Però, sapete una cosa? Per quanto sia indubbio che una narrazione di questo genere esponga a un rush che produce un certo straniamento rispetto a ciò a cui ci aveva abituato lo show in precedenza, allo stesso tempo gli autori riescono a introdurre questo cambiamento nella maniera più fluida e naturale possibile, date le circostanze.

L’intera terza stagione, pur partendo da una situazione che si potrebbe dire più di metà serie piuttosto che prossima al finale, riesce a risultare come un arco narrativo conclusivo coerente e coeso. Nessuno slot viene sprecato, ogni passaggio ha una qualche funzionalità nel mandare avanti la trama, nel rivelare dettagli mancanti su determinati personaggi o nel provvedere a del gradito character development.
Il risultato è una stagione colma di accadimenti, si potrebbe dire persino satura, ma che anche in virtù di ciò tiene incollati allo schermo più che mai.

Naturalmente, le stesse premesse di questa stagione non la rendono perfetta. Ciò a cui assistiamo è un concatenarsi di situazioni che erano state programmate per essere centellinate nel tempo, e che sono state dunque come rimescolate in un calderone incandescente per formare un climax finale senza una costruzione pienamente adeguata per esso. Tuttavia, gli autori riescono a far fluire tutto o quasi in maniera liscia, forse serrata ma dotata di una sua consecutio logica.

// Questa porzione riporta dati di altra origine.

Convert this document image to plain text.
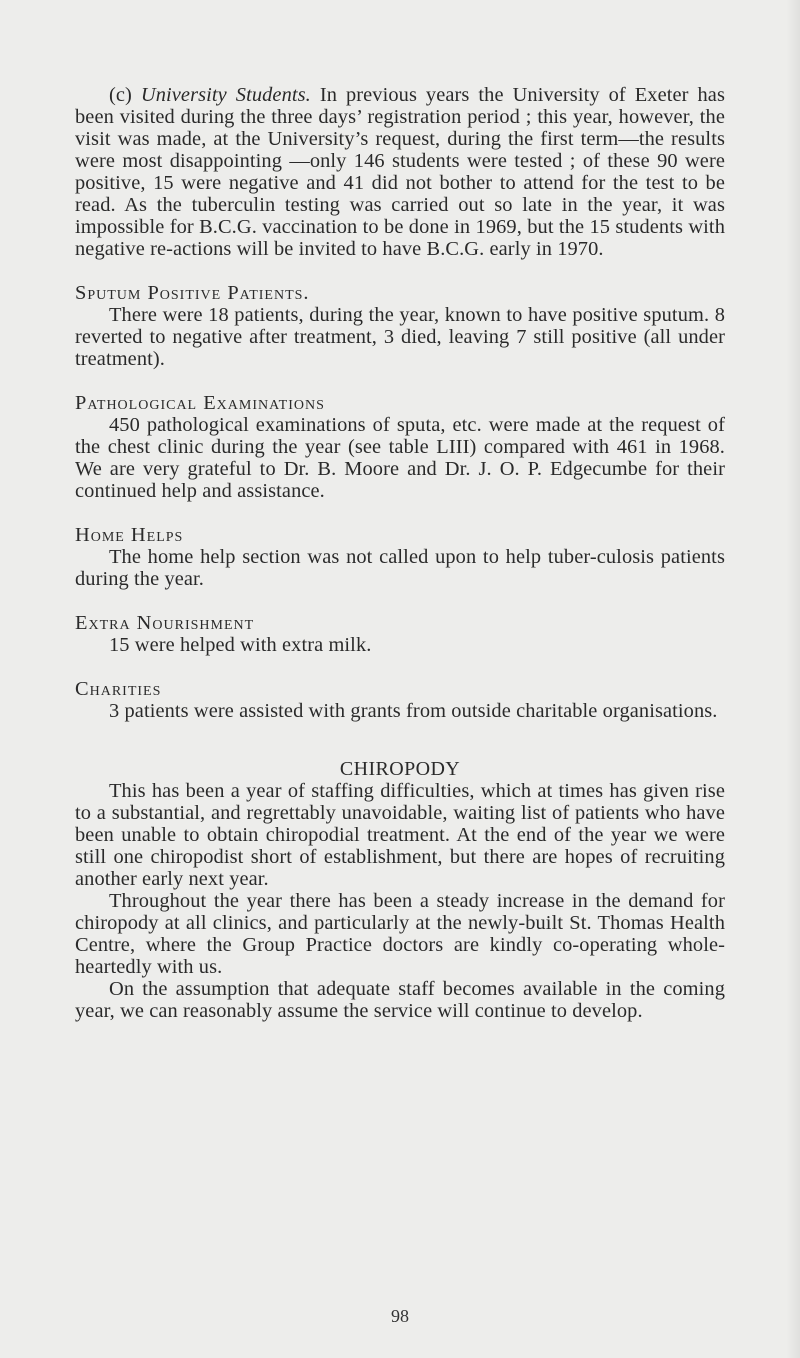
(c) University Students. In previous years the University of Exeter has been visited during the three days’ registration period ; this year, however, the visit was made, at the University’s request, during the first term—the results were most disappointing —only 146 students were tested ; of these 90 were positive, 15 were negative and 41 did not bother to attend for the test to be read. As the tuberculin testing was carried out so late in the year, it was impossible for B.C.G. vaccination to be done in 1969, but the 15 students with negative re-actions will be invited to have B.C.G. early in 1970.

Sputum Positive Patients.

There were 18 patients, during the year, known to have positive sputum. 8 reverted to negative after treatment, 3 died, leaving 7 still positive (all under treatment).

Pathological Examinations

450 pathological examinations of sputa, etc. were made at the request of the chest clinic during the year (see table LIII) compared with 461 in 1968. We are very grateful to Dr. B. Moore and Dr. J. O. P. Edgecumbe for their continued help and assistance.

Home Helps

The home help section was not called upon to help tuber-culosis patients during the year.

Extra Nourishment

15 were helped with extra milk.

Charities

3 patients were assisted with grants from outside charitable organisations.

CHIROPODY

This has been a year of staffing difficulties, which at times has given rise to a substantial, and regrettably unavoidable, waiting list of patients who have been unable to obtain chiropodial treatment. At the end of the year we were still one chiropodist short of establishment, but there are hopes of recruiting another early next year.

Throughout the year there has been a steady increase in the demand for chiropody at all clinics, and particularly at the newly-built St. Thomas Health Centre, where the Group Practice doctors are kindly co-operating whole-heartedly with us.

On the assumption that adequate staff becomes available in the coming year, we can reasonably assume the service will continue to develop.

98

In diverse serie animate, uno dei problemi del finale è che spesso volentieri esso risulta rushato. Basti guardare Steven Universe, che avrebbe assolutamente beneficiato di un’altra stagione, oppure Adventure Time, e in particolare l’esempio estremo: Star vs the Forces of Evil, in cui basicamente gli scrittori hanno gettato al vento quasi tutto ciò che di buono era stato fatto sino ad allora, realizzando una stagione conclusiva che incredibilmente riesce ad essere sia troppo dispersiva sia troppo rushata.

Nel caso di OK KO, la serie si è ritrovata in una situazione non dissimile ad almeno un paio di quelli nominati, con una ridotta tempistica a disposizione per poter chiudere le trame che erano state aperte. A dispetto di molte serie che sono passate attraverso la stessa problematica, però, OK KO è riuscito ad ergersi per il livello di competenza mostrato dagli scrittori nel saper gestire quanto più possibile in tanto meno spazio disponibile.
Sicuramente ha aiutato il fatto che misteri e plot points dello show non fossero numerosi come in, di nuovo, il “fratello maggiore” Steven Universe, ma questo non significa che il modo in cui dovessero essere trattati avrebbe dovuto essere meno attento, e così è stato.

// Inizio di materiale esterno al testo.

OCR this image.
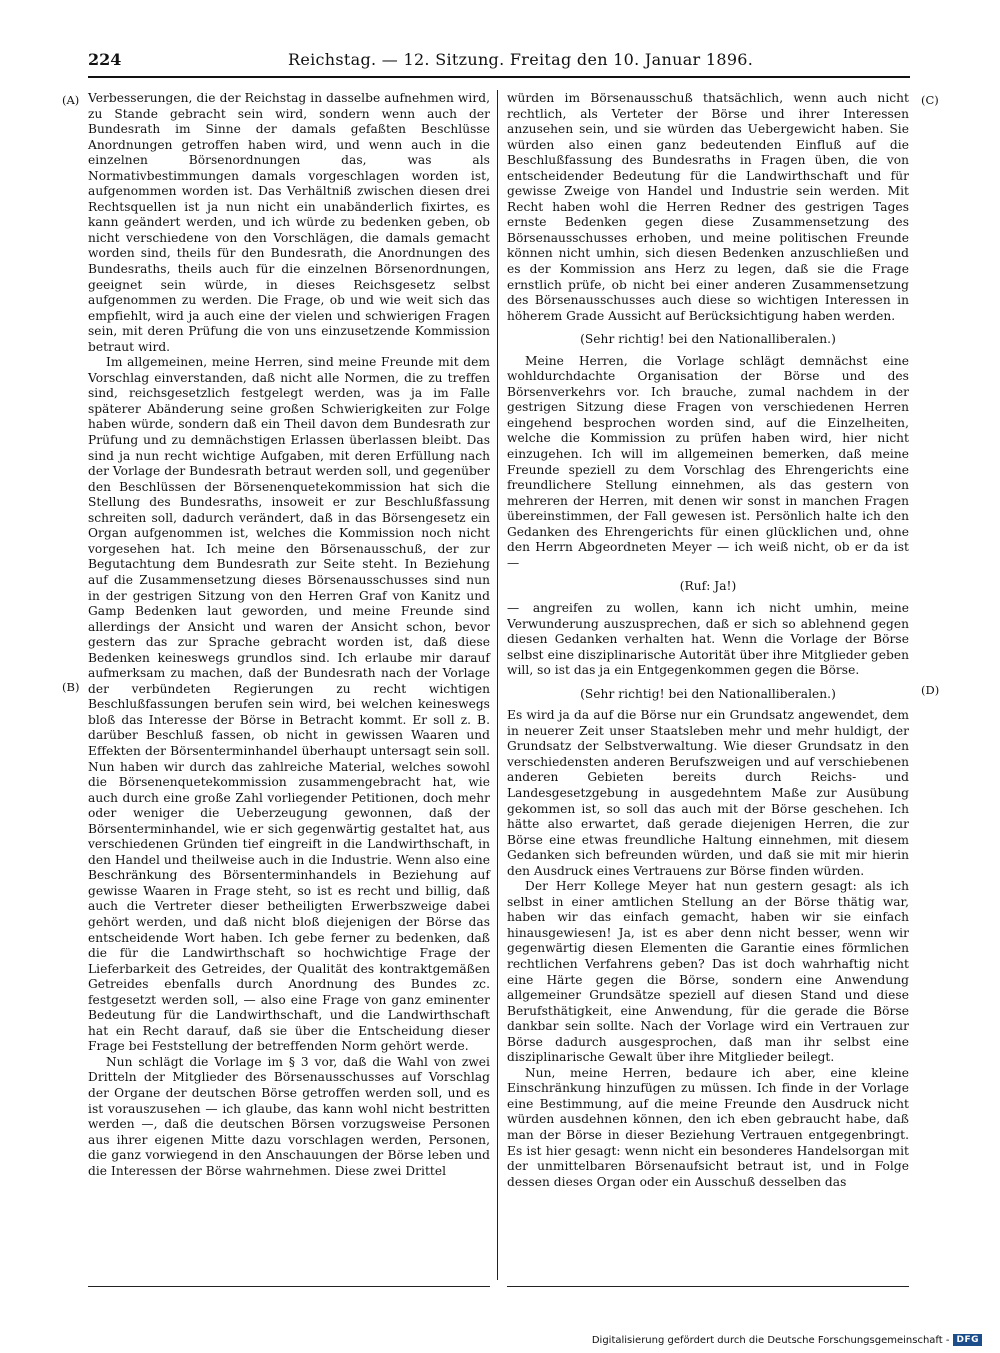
224	Reichstag. — 12. Sitzung. Freitag den 10. Januar 1896.
(A)
(B)
(C)
(D)

Verbesserungen, die der Reichstag in dasselbe aufnehmen wird, zu Stande gebracht sein wird, sondern wenn auch der Bundesrath im Sinne der damals gefaßten Beschlüsse Anordnungen getroffen haben wird, und wenn auch in die einzelnen Börsenordnungen das, was als Normativbestimmungen damals vorgeschlagen worden ist, aufgenommen worden ist. Das Verhältniß zwischen diesen drei Rechtsquellen ist ja nun nicht ein unabänderlich fixirtes, es kann geändert werden, und ich würde zu bedenken geben, ob nicht verschiedene von den Vorschlägen, die damals gemacht worden sind, theils für den Bundesrath, die Anordnungen des Bundesraths, theils auch für die einzelnen Börsenordnungen, geeignet sein würde, in dieses Reichsgesetz selbst aufgenommen zu werden. Die Frage, ob und wie weit sich das empfiehlt, wird ja auch eine der vielen und schwierigen Fragen sein, mit deren Prüfung die von uns einzusetzende Kommission betraut wird.

Im allgemeinen, meine Herren, sind meine Freunde mit dem Vorschlag einverstanden, daß nicht alle Normen, die zu treffen sind, reichsgesetzlich festgelegt werden, was ja im Falle späterer Abänderung seine großen Schwierigkeiten zur Folge haben würde, sondern daß ein Theil davon dem Bundesrath zur Prüfung und zu demnächstigen Erlassen überlassen bleibt. Das sind ja nun recht wichtige Aufgaben, mit deren Erfüllung nach der Vorlage der Bundesrath betraut werden soll, und gegenüber den Beschlüssen der Börsenenquetekommission hat sich die Stellung des Bundesraths, insoweit er zur Beschlußfassung schreiten soll, dadurch verändert, daß in das Börsengesetz ein Organ aufgenommen ist, welches die Kommission noch nicht vorgesehen hat. Ich meine den Börsenausschuß, der zur Begutachtung dem Bundesrath zur Seite steht. In Beziehung auf die Zusammensetzung dieses Börsenausschusses sind nun in der gestrigen Sitzung von den Herren Graf von Kanitz und Gamp Bedenken laut geworden, und meine Freunde sind allerdings der Ansicht und waren der Ansicht schon, bevor gestern das zur Sprache gebracht worden ist, daß diese Bedenken keineswegs grundlos sind. Ich erlaube mir darauf aufmerksam zu machen, daß der Bundesrath nach der Vorlage der verbündeten Regierungen zu recht wichtigen Beschlußfassungen berufen sein wird, bei welchen keineswegs bloß das Interesse der Börse in Betracht kommt. Er soll z. B. darüber Beschluß fassen, ob nicht in gewissen Waaren und Effekten der Börsenterminhandel überhaupt untersagt sein soll. Nun haben wir durch das zahlreiche Material, welches sowohl die Börsenenquetekommission zusammengebracht hat, wie auch durch eine große Zahl vorliegender Petitionen, doch mehr oder weniger die Ueberzeugung gewonnen, daß der Börsenterminhandel, wie er sich gegenwärtig gestaltet hat, aus verschiedenen Gründen tief eingreift in die Landwirthschaft, in den Handel und theilweise auch in die Industrie. Wenn also eine Beschränkung des Börsenterminhandels in Beziehung auf gewisse Waaren in Frage steht, so ist es recht und billig, daß auch die Vertreter dieser betheiligten Erwerbszweige dabei gehört werden, und daß nicht bloß diejenigen der Börse das entscheidende Wort haben. Ich gebe ferner zu bedenken, daß die für die Landwirthschaft so hochwichtige Frage der Lieferbarkeit des Getreides, der Qualität des kontraktgemäßen Getreides ebenfalls durch Anordnung des Bundes zc. festgesetzt werden soll, — also eine Frage von ganz eminenter Bedeutung für die Landwirthschaft, und die Landwirthschaft hat ein Recht darauf, daß sie über die Entscheidung dieser Frage bei Feststellung der betreffenden Norm gehört werde.

Nun schlägt die Vorlage im § 3 vor, daß die Wahl von zwei Dritteln der Mitglieder des Börsenausschusses auf Vorschlag der Organe der deutschen Börse getroffen werden soll, und es ist vorauszusehen — ich glaube, das kann wohl nicht bestritten werden —, daß die deutschen Börsen vorzugsweise Personen aus ihrer eigenen Mitte dazu vorschlagen werden, Personen, die ganz vorwiegend in den Anschauungen der Börse leben und die Interessen der Börse wahrnehmen. Diese zwei Drittel

würden im Börsenausschuß thatsächlich, wenn auch nicht rechtlich, als Verteter der Börse und ihrer Interessen anzusehen sein, und sie würden das Uebergewicht haben. Sie würden also einen ganz bedeutenden Einfluß auf die Beschlußfassung des Bundesraths in Fragen üben, die von entscheidender Bedeutung für die Landwirthschaft und für gewisse Zweige von Handel und Industrie sein werden. Mit Recht haben wohl die Herren Redner des gestrigen Tages ernste Bedenken gegen diese Zusammensetzung des Börsenausschusses erhoben, und meine politischen Freunde können nicht umhin, sich diesen Bedenken anzuschließen und es der Kommission ans Herz zu legen, daß sie die Frage ernstlich prüfe, ob nicht bei einer anderen Zusammensetzung des Börsenausschusses auch diese so wichtigen Interessen in höherem Grade Aussicht auf Berücksichtigung haben werden.

(Sehr richtig! bei den Nationalliberalen.)

Meine Herren, die Vorlage schlägt demnächst eine wohldurchdachte Organisation der Börse und des Börsenverkehrs vor. Ich brauche, zumal nachdem in der gestrigen Sitzung diese Fragen von verschiedenen Herren eingehend besprochen worden sind, auf die Einzelheiten, welche die Kommission zu prüfen haben wird, hier nicht einzugehen. Ich will im allgemeinen bemerken, daß meine Freunde speziell zu dem Vorschlag des Ehrengerichts eine freundlichere Stellung einnehmen, als das gestern von mehreren der Herren, mit denen wir sonst in manchen Fragen übereinstimmen, der Fall gewesen ist. Persönlich halte ich den Gedanken des Ehrengerichts für einen glücklichen und, ohne den Herrn Abgeordneten Meyer — ich weiß nicht, ob er da ist —

(Ruf: Ja!)

— angreifen zu wollen, kann ich nicht umhin, meine Verwunderung auszusprechen, daß er sich so ablehnend gegen diesen Gedanken verhalten hat. Wenn die Vorlage der Börse selbst eine disziplinarische Autorität über ihre Mitglieder geben will, so ist das ja ein Entgegenkommen gegen die Börse.

(Sehr richtig! bei den Nationalliberalen.)

Es wird ja da auf die Börse nur ein Grundsatz angewendet, dem in neuerer Zeit unser Staatsleben mehr und mehr huldigt, der Grundsatz der Selbstverwaltung. Wie dieser Grundsatz in den verschiedensten anderen Berufszweigen und auf verschiebenen anderen Gebieten bereits durch Reichs- und Landesgesetzgebung in ausgedehntem Maße zur Ausübung gekommen ist, so soll das auch mit der Börse geschehen. Ich hätte also erwartet, daß gerade diejenigen Herren, die zur Börse eine etwas freundliche Haltung einnehmen, mit diesem Gedanken sich befreunden würden, und daß sie mit mir hierin den Ausdruck eines Vertrauens zur Börse finden würden.

Der Herr Kollege Meyer hat nun gestern gesagt: als ich selbst in einer amtlichen Stellung an der Börse thätig war, haben wir das einfach gemacht, haben wir sie einfach hinausgewiesen! Ja, ist es aber denn nicht besser, wenn wir gegenwärtig diesen Elementen die Garantie eines förmlichen rechtlichen Verfahrens geben? Das ist doch wahrhaftig nicht eine Härte gegen die Börse, sondern eine Anwendung allgemeiner Grundsätze speziell auf diesen Stand und diese Berufsthätigkeit, eine Anwendung, für die gerade die Börse dankbar sein sollte. Nach der Vorlage wird ein Vertrauen zur Börse dadurch ausgesprochen, daß man ihr selbst eine disziplinarische Gewalt über ihre Mitglieder beilegt.

Nun, meine Herren, bedaure ich aber, eine kleine Einschränkung hinzufügen zu müssen. Ich finde in der Vorlage eine Bestimmung, auf die meine Freunde den Ausdruck nicht würden ausdehnen können, den ich eben gebraucht habe, daß man der Börse in dieser Beziehung Vertrauen entgegenbringt. Es ist hier gesagt: wenn nicht ein besonderes Handelsorgan mit der unmittelbaren Börsenaufsicht betraut ist, und in Folge dessen dieses Organ oder ein Ausschuß desselben das

Digitalisierung gefördert durch die Deutsche Forschungsgemeinschaft - DFG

Nella terza e ultima stagione, nulla viene lasciato al caso, tutti i nodi vengono al pettine, le trame convergono in direzione di una chiusura forse non magistrale ma comunque epica, e c’è persino tempo per un episodio finale che risulti da meritato e ben gradito epilogo.

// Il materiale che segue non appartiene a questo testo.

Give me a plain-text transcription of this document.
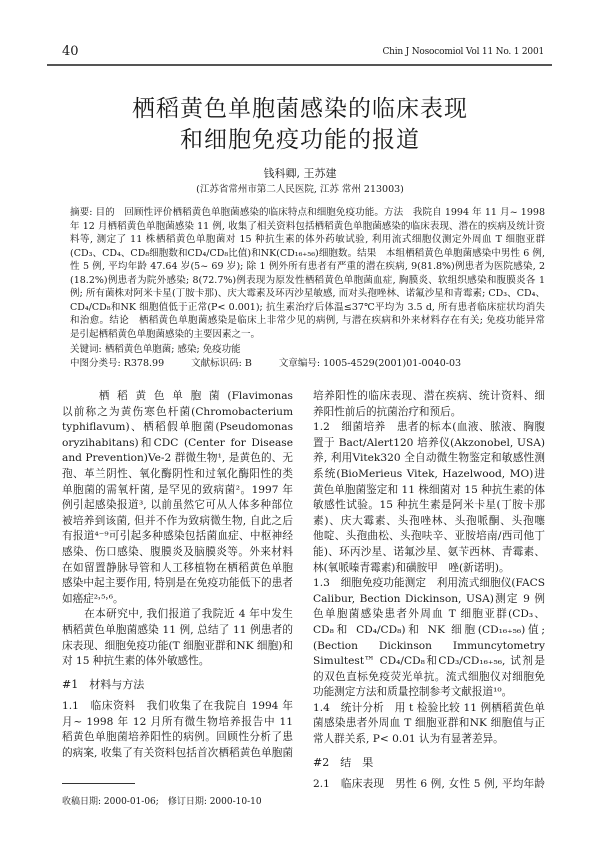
40	Chin J Nosocomiol Vol 11 No. 1 2001
栖稻黄色单胞菌感染的临床表现
和细胞免疫功能的报道
钱科卿, 王苏建
(江苏省常州市第二人民医院, 江苏 常州 213003)
摘要: 目的　回顾性评价栖稻黄色单胞菌感染的临床特点和细胞免疫功能。方法　我院自 1994 年 11 月~ 1998
年 12 月栖稻黄色单胞菌感染 11 例, 收集了相关资料包括栖稻黄色单胞菌感染的临床表现、潜在的疾病及统计资
料等, 测定了 11 株栖稻黄色单胞菌对 15 种抗生素的体外药敏试验, 利用流式细胞仪测定外周血 T 细胞亚群
(CD₃、CD₄、CD₈细胞数和CD₄/CD₈比值)和NK(CD₁₆₊₅₆)细胞数。结果　本组栖稻黄色单胞菌感染中男性 6 例,
性 5 例, 平均年龄 47.64 岁(5~ 69 岁); 除 1 例外所有患者有严重的潜在疾病, 9(81.8%)例患者为医院感染, 2
(18.2%)例患者为院外感染; 8(72.7%)例表现为原发性栖稻黄色单胞菌血症, 胸膜炎、软组织感染和腹膜炎各 1
例; 所有菌株对阿米卡星(丁胺卡那)、庆大霉素及环丙沙星敏感, 而对头孢唑林、诺氟沙星和青霉素; CD₃、CD₄、
CD₄/CD₈和NK 细胞值低于正常(P< 0.001); 抗生素治疗后体温≤37℃平均为 3.5 d, 所有患者临床症状均消失
和治愈。结论　栖稻黄色单胞菌感染是临床上非常少见的病例, 与潜在疾病和外来材料存在有关; 免疫功能异常
是引起栖稻黄色单胞菌感染的主要因素之一。
关键词: 栖稻黄色单胞菌; 感染; 免疫功能
中图分类号: R378.99	文献标识码: B	文章编号: 1005-4529(2001)01-0040-03
　　栖稻黄色单胞菌(Flavimonas
以前称之为黄伤寒色杆菌(Chromobacterium
typhiflavum)、栖稻假单胞菌(Pseudomonas
oryzihabitans)和CDC (Center for Disease
and Prevention)Ve-2 群微生物¹, 是黄色的、无
孢、革兰阴性、氧化酶阴性和过氧化酶阳性的类
单胞菌的需氧杆菌, 是罕见的致病菌²。1997 年
例引起感染报道³, 以前虽然它可从人体多种部位
被培养到该菌, 但并不作为致病微生物, 自此之后
有报道⁴⁻⁹可引起多种感染包括菌血症、中枢神经
感染、伤口感染、腹膜炎及脑膜炎等。外来材料
在如留置静脉导管和人工移植物在栖稻黄色单胞
感染中起主要作用, 特别是在免疫功能低下的患者
如癌症²˒⁵˒⁶。
　　在本研究中, 我们报道了我院近 4 年中发生
栖稻黄色单胞菌感染 11 例, 总结了 11 例患者的
床表现、细胞免疫功能(T 细胞亚群和NK 细胞)和
对 15 种抗生素的体外敏感性。
#1　材料与方法
1.1　临床资料　我们收集了在我院自 1994 年
月~ 1998 年 12 月所有微生物培养报告中 11
稻黄色单胞菌培养阳性的病例。回顾性分析了患
的病案, 收集了有关资料包括首次栖稻黄色单胞菌
培养阳性的临床表现、潜在疾病、统计资料、细
养阳性前后的抗菌治疗和预后。
1.2　细菌培养　患者的标本(血液、脓液、胸腹
置于 Bact/Alert120 培养仪(Akzonobel, USA)
养, 利用Vitek320 全自动微生物鉴定和敏感性测
系统(BioMerieus Vitek, Hazelwood, MO)进
黄色单胞菌鉴定和 11 株细菌对 15 种抗生素的体
敏感性试验。15 种抗生素是阿米卡星(丁胺卡那
素)、庆大霉素、头孢唑林、头孢哌酮、头孢噻
他啶、头孢曲松、头孢呋辛、亚胺培南/西司他丁
能)、环丙沙星、诺氟沙星、氨苄西林、青霉素、
林(氧哌嗪青霉素)和磺胺甲　唑(新诺明)。
1.3　细胞免疫功能测定　利用流式细胞仪(FACS
Calibur, Bection Dickinson, USA)测定 9 例
色单胞菌感染患者外周血 T 细胞亚群(CD₃、
CD₈和 CD₄/CD₈)和 NK 细胞(CD₁₆₊₅₆)值;
(Bection Dickinson Immuncytometry
Simultest™ CD₄/CD₈和CD₃/CD₁₆₊₅₆, 试剂是
的双色直标免疫荧光单抗。流式细胞仪对细胞免
功能测定方法和质量控制参考文献报道¹⁰。
1.4　统计分析　用 t 检验比较 11 例栖稻黄色单
菌感染患者外周血 T 细胞亚群和NK 细胞值与正
常人群关系, P< 0.01 认为有显著差异。
#2　结　果
2.1　临床表现　男性 6 例, 女性 5 例, 平均年龄
收稿日期: 2000-01-06;　修订日期: 2000-10-10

In tutto ciò ho voluto lasciarmi volutamente spoiler-free, ma penso quantomeno di avere reso chiara l’idea: OK KO sapeva cosa voleva fare e quando voleva farlo e, anche nel momento in cui si è ritrovato con l’acqua alla gola per cause esterne, ha saputo volgere la situazione a suo vantaggio traendo il massimo da tale posizione tutt’altro che propizia, senza neppure dare troppo l’impressione di essere stato “costretto” a prendere tale strada (ma non esimendosi dal lanciare qualche frecciatina tra le righe al network, per via del trattamento ricevuto).

Ecco perché la terza e ultima stagione di OK KO: Let’s Be Heroes è un esempio da seguire di come si fa una stagione finale.